Najib’s main concern is the cooperation of the civil service to help implement the vast ranging activities and programmes. Past programmes and plans had hit the brick wall due to a lack of enthusiasm from the civil servants and a poor coordination and management from the executives.

Not to be outdone, the newly minted Pakatan informal coalition has unveiled its common platform which defines the coalition’s position on various areas e.g. education, economy, healthcare, women, labour, security, language, culture and others.

Most significantly, the Pakatan leadership has promised to implement the Equal Opportunity Act to address any potential victimisation and marginalisation.
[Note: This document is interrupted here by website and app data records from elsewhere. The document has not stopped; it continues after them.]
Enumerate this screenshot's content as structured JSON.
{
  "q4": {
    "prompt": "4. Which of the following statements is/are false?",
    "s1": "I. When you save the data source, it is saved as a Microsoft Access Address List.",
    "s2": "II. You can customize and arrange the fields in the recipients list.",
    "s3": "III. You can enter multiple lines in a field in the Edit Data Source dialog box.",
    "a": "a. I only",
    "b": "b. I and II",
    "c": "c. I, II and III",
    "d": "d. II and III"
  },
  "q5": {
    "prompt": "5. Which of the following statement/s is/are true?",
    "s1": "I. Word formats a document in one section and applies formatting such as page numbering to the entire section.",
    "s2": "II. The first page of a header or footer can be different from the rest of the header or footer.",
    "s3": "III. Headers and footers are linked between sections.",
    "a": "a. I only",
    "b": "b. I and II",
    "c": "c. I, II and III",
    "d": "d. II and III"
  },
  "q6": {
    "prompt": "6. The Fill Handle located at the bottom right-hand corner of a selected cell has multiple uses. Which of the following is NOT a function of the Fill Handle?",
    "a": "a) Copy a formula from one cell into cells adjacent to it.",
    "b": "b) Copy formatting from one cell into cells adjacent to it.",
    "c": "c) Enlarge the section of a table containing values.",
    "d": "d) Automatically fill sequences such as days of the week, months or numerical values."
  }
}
The coalition has vowed to move beyond the race affirmative policy.

Ketuanan Melayu vs Ketuanan Rakyat

The New Economy Policy which promotes selective treatment and special privileges based on race is a crucial and serious issue. This issue has not been properly addressed by both coalitions.

While BN has chosen to liberalise certain sectors which are not dominantly controlled by the Malays, it has steered clear of any suggestion to promote meritocracy in the country.

The coalition leader, Umno, believes that there is still some attraction in its propaganda as the anointed protector and defender of Malay supremacy.

The party has been using the federal resources to promote this agenda through the secretive and controversial Biro Tata Negara courses which are purportedly conducted to imbue nationalism and patriotism.

In actual fact, the courses were used as propaganda tool by the party to strengthen its position within the Malay-Bumiputera electorates which it sees as key to its electoral success.

The main problem with BN’s approach is that real wealth is not distributed to the vast majority of needy ones. Instead, the NEP has been manipulated and abused to enrich a selected few and fuelled massive corruption within the system.

Pakatan has countered with its pledge to do away with the race affirmative policy and move towards a need based policy. It argues that this policy will eventually help those who really it.

Naturally, its ‘ketuanan rakyat’ (people supremacy) approach is popular with the minorities.

However, it stops short of explaining how it intends to help build the confidence of Malay community especially the civil servants, rural folks and small business community that they will not be overwhelmed by competition and market forces.

It is rather naïve for the Pakatan coalition to expect their ‘ketuanan rakyat’ or need-based policy to be successful without successfully addressing the inferiority and psyche barrier of the Malays to accept such drastic changes.